Lo dijo casi para sí misma, pero Billie arrugó la frente inquisitivamente. Stacy le contó en pocas palabras lo ocurrido la noche anterior. El asunto de la agresión, las palabras que aquel hombre le había murmurado al oído, el hecho de que el servicio de seguridad del campus creyera que era el mismo que había violado a tres alumnas unos meses antes, ese mismo curso.

– Sé lo que oí -concluyó.

Su amiga permaneció callada un momento y luego asintió.

– Lo sé. Fuiste policía, es uno de esos errores que no cometerías nunca -se levantó y recogió la bandeja. Miró a Stacy-. Te aconsejo que tengas mucho cuidado, amiga mía. No me apetece ir a tu entierro.

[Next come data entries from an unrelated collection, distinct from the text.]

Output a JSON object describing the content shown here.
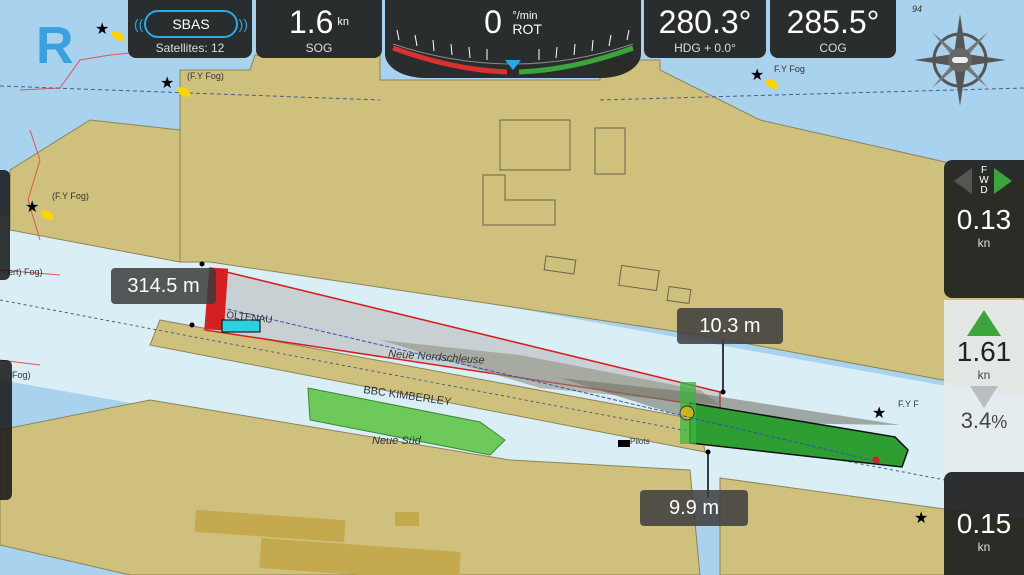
{
  "app": {
    "mode_letter": "R"
  },
  "gps": {
    "badge": "SBAS",
    "satellites_label": "Satellites: 12"
  },
  "sog": {
    "value": "1.6",
    "unit": "kn",
    "label": "SOG"
  },
  "rot": {
    "value": "0",
    "unit": "°/min",
    "label": "ROT"
  },
  "hdg": {
    "value": "280.3°",
    "label": "HDG + 0.0°"
  },
  "cog": {
    "value": "285.5°",
    "label": "COG"
  },
  "right_panel": {
    "direction_label": "FWD",
    "fwd_speed": {
      "value": "0.13",
      "unit": "kn"
    },
    "speed": {
      "value": "1.61",
      "unit": "kn"
    },
    "percent": "3.4",
    "aft_speed": {
      "value": "0.15",
      "unit": "kn"
    }
  },
  "measurements": {
    "length": "314.5 m",
    "bow_clearance": "10.3 m",
    "stern_clearance": "9.9 m"
  },
  "chart_labels": {
    "fog1": "(F.Y Fog)",
    "fog2": "(F.Y Fog)",
    "fog3": "F.Y Fog",
    "fog4": "(F.Y Fog)",
    "fog5": "ert) Fog)",
    "fog6": "Fog)",
    "fog7": "F.Y F",
    "lock_name": "Neue Nordschleuse",
    "lock_south": "Neue Süd",
    "vessel1": "BBC KIMBERLEY",
    "vessel2": "OLTENAU",
    "pilots": "Pilots",
    "depth": "94"
  },
  "colors": {
    "land": "#cfc17d",
    "water_deep": "#a9d2ef",
    "water_shallow": "#d9eef5",
    "own_ship": "#2e9e33",
    "other_vessel": "#6cc95a",
    "lock_red": "#d42020"
  }
}
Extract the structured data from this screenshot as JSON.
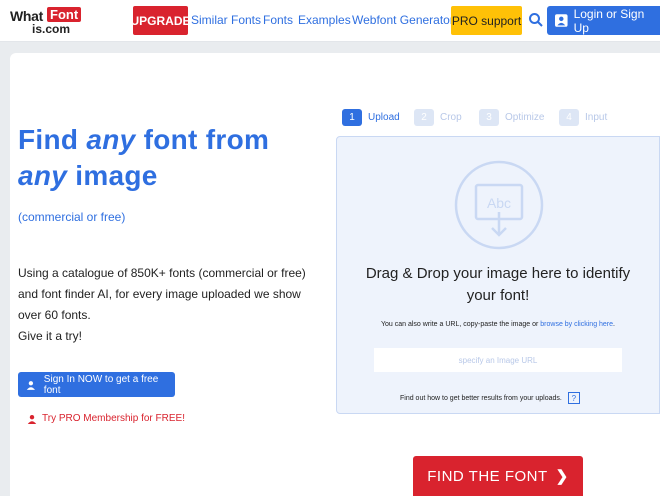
{
  "header": {
    "logo": {
      "part1": "What",
      "part2": "Font",
      "part3": "is.com"
    },
    "upgrade": "UPGRADE",
    "nav": [
      "Similar Fonts",
      "Fonts",
      "Examples",
      "Webfont Generator"
    ],
    "pro": "PRO support",
    "login": "Login or Sign Up"
  },
  "hero": {
    "title_part1": "Find ",
    "title_em1": "any",
    "title_part2": " font from",
    "title_em2": "any",
    "title_part3": " image",
    "subtitle": "(commercial or free)",
    "desc_lines": [
      "Using a catalogue of 850K+ fonts (commercial or free)",
      "and font finder AI, for every image uploaded we show",
      "over 60 fonts.",
      "Give it a try!"
    ],
    "signin": "Sign In NOW to get a free font",
    "trypro": "Try PRO Membership for FREE!"
  },
  "uploader": {
    "steps": [
      {
        "num": "1",
        "label": "Upload"
      },
      {
        "num": "2",
        "label": "Crop"
      },
      {
        "num": "3",
        "label": "Optimize"
      },
      {
        "num": "4",
        "label": "Input"
      }
    ],
    "icon_text": "Abc",
    "drop_line1": "Drag & Drop your image here to identify",
    "drop_line2": "your font!",
    "alt_text": "You can also write a URL, copy-paste the image or ",
    "alt_link": "browse by clicking here",
    "alt_end": ".",
    "url_placeholder": "specify an Image URL",
    "help_text": "Find out how to get better results from your uploads.",
    "help_icon": "?",
    "find_button": "FIND THE FONT"
  },
  "colors": {
    "brand_blue": "#2f6fe0",
    "brand_red": "#d9232e",
    "pro_yellow": "#ffc107"
  }
}
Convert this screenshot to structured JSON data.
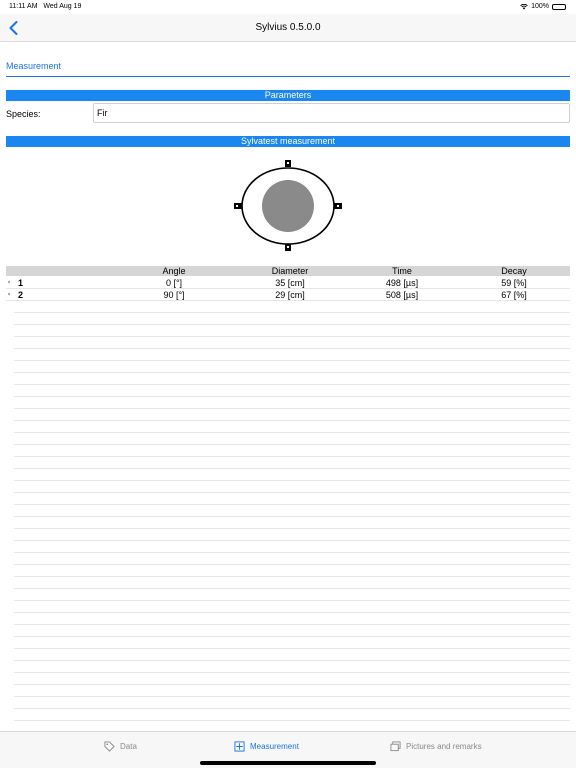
{
  "status_bar": {
    "time": "11:11 AM",
    "date": "Wed Aug 19",
    "battery": "100%"
  },
  "nav": {
    "title": "Sylvius 0.5.0.0"
  },
  "section": {
    "tab_label": "Measurement"
  },
  "parameters": {
    "banner": "Parameters",
    "species_label": "Species:",
    "species_value": "Fir"
  },
  "sylvatest": {
    "banner": "Sylvatest measurement"
  },
  "table": {
    "headers": {
      "angle": "Angle",
      "diameter": "Diameter",
      "time": "Time",
      "decay": "Decay"
    },
    "rows": [
      {
        "num": "1",
        "angle": "0 [°]",
        "diameter": "35 [cm]",
        "time": "498 [µs]",
        "decay": "59 [%]"
      },
      {
        "num": "2",
        "angle": "90 [°]",
        "diameter": "29 [cm]",
        "time": "508 [µs]",
        "decay": "67 [%]"
      }
    ]
  },
  "tabbar": {
    "data": "Data",
    "measurement": "Measurement",
    "pictures": "Pictures and remarks"
  },
  "colors": {
    "accent": "#1a73e8",
    "banner": "#1a86f0",
    "core": "#8a8a8a"
  }
}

Stacy la miró alejarse mientras consideraba lo que le había dicho. La línea borrosa entre la fantasía y la realidad. ¿Habría trabado Cassie sin darse cuenta relación con un demente que había iniciado una partida en la vida real? ¿Le habría molestado ella de algún modo, habría atraído su atención?

Maldición. Sabía lo que tenía que hacer. Abrió su teléfono móvil y marcó el número de Leonardo Noble.

– Acepto el trabajo -dijo cuando él contestó-. ¿Cuándo quiere que empiece?